La perspective d’un dialogue entre le passé et le futur des villes s’incarne naturellement à travers le terrain d’études des cités nouvelles. Echanger c’est d’abord comparer des récits de ville, que l’ampleur de la réalisation urbaine a longtemps différé  mais qui se sont multipliés plusieurs décennies après leur fondation dans des contextes rédactionnels différents. Si le comparatisme de l’historiographie des cités nouvelles constitue une question passionnante pour l’histoire urbaine, la comparaison intéresse aussi directement les milieux professionnels, en particulier parce qu’elle implique une traduction de « modèles ». Comparer en 2014 les passés des cités nouvelles, c’est aussi interroger leur spécificité en tant qu’actes de planification dans des systèmes eux-mêmes en profond changement socio-économique. L’impulsion politique donnée à la création des cités nouvelles n’a-t-elle pas été l’un des éléments du changement de rapport entre institutions de planification et territoires ? Dans quelle mesure les leçons historiques de la production des cités nouvelles nous permettent-elles de penser les changements de paradigme de l’urbanité contemporaine ?

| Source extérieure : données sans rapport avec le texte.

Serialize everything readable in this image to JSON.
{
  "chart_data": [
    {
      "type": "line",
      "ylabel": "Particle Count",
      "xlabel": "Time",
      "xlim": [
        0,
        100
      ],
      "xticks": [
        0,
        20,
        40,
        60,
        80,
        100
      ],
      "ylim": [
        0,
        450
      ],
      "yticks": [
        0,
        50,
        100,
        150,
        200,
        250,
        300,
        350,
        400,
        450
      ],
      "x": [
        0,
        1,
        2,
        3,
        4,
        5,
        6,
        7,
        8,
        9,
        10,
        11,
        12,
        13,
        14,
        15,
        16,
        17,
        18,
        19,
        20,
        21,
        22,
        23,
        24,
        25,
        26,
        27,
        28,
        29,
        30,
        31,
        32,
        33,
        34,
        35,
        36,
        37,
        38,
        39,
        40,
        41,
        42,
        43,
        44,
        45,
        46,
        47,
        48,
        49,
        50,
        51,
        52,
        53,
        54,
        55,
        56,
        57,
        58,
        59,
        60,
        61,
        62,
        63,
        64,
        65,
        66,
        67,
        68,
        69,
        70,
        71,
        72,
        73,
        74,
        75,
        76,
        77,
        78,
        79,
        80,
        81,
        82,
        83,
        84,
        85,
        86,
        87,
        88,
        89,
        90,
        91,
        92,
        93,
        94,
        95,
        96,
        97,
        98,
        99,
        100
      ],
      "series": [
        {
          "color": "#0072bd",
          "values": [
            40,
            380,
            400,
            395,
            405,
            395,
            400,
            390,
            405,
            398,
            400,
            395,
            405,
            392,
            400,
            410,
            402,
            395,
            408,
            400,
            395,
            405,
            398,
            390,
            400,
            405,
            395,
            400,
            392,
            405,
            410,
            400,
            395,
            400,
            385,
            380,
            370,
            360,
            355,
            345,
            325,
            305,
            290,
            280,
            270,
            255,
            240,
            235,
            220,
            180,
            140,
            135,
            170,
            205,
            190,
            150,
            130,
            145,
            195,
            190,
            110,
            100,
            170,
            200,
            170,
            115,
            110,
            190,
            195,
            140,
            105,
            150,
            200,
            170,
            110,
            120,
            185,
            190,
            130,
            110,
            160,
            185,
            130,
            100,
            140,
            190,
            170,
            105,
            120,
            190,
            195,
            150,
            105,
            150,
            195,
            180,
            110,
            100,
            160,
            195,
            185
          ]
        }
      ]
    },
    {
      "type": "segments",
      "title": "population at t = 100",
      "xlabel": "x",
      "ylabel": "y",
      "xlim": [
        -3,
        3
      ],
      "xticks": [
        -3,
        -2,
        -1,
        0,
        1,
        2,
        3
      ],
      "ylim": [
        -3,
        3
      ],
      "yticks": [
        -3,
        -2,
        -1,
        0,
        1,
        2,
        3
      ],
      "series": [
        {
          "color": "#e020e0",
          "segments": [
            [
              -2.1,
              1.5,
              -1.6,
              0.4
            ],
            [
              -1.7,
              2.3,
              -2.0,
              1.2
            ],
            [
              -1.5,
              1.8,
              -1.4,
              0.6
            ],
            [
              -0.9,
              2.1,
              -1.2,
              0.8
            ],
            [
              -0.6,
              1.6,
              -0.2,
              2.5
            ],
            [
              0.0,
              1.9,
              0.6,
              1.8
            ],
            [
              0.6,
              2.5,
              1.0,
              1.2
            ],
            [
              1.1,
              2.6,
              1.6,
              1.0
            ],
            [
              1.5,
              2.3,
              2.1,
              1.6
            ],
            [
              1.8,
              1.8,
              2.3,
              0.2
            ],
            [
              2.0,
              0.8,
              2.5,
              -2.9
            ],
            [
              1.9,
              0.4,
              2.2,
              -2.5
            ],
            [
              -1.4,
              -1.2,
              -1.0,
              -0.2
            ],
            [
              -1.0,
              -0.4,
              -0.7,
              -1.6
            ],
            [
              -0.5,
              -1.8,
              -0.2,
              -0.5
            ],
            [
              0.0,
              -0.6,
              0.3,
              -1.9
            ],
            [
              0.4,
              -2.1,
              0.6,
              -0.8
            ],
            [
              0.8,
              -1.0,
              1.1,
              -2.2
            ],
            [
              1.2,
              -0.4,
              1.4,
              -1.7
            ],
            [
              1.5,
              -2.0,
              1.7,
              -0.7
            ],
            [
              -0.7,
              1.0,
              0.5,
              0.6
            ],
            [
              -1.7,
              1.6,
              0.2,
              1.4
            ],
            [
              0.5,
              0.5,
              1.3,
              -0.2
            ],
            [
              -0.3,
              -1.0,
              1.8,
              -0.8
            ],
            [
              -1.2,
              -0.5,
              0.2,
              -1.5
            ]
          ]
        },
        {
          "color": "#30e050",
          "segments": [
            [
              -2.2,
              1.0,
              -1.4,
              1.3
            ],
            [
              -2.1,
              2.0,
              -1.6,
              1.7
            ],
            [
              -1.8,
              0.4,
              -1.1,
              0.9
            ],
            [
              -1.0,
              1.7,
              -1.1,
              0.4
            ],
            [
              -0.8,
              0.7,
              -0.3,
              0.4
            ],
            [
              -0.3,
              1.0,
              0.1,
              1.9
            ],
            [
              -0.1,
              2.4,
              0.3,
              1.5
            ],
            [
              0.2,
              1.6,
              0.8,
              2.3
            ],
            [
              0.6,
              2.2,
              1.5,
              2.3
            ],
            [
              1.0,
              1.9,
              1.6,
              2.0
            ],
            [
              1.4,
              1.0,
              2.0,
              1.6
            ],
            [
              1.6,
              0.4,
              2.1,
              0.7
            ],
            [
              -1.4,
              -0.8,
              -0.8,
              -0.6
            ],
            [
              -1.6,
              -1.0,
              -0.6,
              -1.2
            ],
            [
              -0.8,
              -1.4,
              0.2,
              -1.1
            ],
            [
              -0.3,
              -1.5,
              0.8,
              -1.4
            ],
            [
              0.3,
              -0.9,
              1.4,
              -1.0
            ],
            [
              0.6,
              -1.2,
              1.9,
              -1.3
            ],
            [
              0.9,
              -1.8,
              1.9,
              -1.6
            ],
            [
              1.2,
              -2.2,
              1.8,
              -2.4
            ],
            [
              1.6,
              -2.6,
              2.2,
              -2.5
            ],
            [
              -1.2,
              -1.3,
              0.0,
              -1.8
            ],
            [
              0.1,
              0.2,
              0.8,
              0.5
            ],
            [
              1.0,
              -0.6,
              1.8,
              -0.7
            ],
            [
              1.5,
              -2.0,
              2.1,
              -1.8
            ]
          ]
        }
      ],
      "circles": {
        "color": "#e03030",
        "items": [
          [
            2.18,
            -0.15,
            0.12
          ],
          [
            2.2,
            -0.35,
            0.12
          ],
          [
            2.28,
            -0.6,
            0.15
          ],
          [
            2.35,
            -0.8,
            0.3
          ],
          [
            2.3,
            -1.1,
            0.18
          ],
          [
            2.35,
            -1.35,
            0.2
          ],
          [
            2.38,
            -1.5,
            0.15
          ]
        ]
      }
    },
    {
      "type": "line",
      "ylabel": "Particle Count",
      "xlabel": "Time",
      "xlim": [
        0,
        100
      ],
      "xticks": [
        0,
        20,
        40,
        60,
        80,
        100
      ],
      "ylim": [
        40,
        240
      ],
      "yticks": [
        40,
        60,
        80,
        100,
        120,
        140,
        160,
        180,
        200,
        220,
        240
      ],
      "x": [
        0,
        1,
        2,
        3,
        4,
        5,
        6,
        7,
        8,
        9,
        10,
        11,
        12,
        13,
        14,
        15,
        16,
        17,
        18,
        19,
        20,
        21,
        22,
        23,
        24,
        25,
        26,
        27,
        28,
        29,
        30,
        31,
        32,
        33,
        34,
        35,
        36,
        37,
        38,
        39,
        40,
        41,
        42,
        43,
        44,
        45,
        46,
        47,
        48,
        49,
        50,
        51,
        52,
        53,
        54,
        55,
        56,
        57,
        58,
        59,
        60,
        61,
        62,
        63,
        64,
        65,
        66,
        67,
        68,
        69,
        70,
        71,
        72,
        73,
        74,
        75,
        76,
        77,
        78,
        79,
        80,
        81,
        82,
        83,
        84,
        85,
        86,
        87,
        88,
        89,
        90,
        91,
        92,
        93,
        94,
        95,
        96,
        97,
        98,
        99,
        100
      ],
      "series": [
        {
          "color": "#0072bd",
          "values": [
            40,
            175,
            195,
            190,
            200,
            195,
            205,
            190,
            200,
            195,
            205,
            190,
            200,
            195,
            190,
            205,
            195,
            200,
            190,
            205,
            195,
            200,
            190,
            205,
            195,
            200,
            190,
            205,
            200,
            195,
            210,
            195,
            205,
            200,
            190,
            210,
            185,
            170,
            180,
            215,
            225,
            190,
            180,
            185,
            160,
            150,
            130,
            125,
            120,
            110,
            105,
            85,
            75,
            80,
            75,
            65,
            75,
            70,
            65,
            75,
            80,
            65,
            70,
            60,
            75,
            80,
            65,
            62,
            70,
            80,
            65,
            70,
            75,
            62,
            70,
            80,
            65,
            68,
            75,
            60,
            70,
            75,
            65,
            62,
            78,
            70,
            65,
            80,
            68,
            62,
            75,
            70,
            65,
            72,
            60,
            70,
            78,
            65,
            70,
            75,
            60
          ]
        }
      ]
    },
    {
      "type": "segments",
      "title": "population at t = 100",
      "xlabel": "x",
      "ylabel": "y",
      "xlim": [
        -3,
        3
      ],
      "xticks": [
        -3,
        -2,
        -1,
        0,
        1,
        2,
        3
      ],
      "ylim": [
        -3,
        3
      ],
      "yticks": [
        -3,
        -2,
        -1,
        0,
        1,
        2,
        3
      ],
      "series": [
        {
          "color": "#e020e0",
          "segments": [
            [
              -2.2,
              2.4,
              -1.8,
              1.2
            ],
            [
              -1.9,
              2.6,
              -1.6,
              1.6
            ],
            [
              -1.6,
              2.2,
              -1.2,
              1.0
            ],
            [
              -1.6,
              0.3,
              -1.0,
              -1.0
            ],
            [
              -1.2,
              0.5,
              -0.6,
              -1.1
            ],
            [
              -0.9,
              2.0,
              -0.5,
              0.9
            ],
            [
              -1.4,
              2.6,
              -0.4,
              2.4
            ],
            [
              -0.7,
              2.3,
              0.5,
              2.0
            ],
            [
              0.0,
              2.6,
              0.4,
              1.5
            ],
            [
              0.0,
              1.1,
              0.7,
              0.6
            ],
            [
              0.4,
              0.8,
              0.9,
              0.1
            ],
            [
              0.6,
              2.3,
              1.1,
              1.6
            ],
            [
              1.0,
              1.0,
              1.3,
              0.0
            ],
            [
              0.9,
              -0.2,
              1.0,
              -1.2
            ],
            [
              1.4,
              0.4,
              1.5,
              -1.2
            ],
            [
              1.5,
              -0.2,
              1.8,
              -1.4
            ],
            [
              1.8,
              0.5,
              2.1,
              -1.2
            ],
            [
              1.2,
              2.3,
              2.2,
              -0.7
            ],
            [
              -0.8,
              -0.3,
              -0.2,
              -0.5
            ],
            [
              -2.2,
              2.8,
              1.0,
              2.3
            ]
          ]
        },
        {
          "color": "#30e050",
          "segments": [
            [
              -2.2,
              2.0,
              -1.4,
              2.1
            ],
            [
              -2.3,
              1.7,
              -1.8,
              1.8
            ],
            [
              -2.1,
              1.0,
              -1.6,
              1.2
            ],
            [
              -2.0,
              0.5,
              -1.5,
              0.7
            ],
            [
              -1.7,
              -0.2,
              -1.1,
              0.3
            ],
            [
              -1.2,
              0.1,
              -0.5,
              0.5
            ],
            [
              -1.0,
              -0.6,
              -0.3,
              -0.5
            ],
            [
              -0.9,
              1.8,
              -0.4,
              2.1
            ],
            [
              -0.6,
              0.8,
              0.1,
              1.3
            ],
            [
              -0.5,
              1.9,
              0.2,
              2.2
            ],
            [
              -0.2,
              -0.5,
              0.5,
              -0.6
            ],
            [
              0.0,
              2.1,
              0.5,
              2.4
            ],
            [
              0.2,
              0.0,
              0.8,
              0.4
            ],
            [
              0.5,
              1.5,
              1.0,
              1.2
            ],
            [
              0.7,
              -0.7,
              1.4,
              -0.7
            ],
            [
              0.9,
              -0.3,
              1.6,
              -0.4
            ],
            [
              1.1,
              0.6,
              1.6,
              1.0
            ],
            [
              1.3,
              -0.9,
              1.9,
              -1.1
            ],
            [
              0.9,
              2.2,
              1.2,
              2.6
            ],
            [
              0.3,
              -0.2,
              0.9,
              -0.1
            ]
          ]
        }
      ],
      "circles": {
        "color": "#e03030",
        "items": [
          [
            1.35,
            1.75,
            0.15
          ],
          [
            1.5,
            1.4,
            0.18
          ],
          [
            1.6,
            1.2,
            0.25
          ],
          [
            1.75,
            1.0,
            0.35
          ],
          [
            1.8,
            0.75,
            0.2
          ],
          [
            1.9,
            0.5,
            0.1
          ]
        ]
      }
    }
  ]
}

Comité d’organisation : Jérôme Bazin (maître de conférences en histoire contemporaine, Université de Paris-Est Créteil, CRHEC), Clément Orillard (maître de conférences, Institut français d’urbanisme, Lab’Urba), Denis Bocquet (professeur d’histoire et théorie de l’architecture, ENSAS, LATTS), Nathalie Lancret (professeur d’histoire de l’architecture, ENSAPB, IPRAUSS-AUSSER), Loïc Vadelorge (professeur d’histoire contemporaine, UPEM, ACP)

Comité scientifique : Groupe de travail « Usages de l’Histoire et devenirs urbains »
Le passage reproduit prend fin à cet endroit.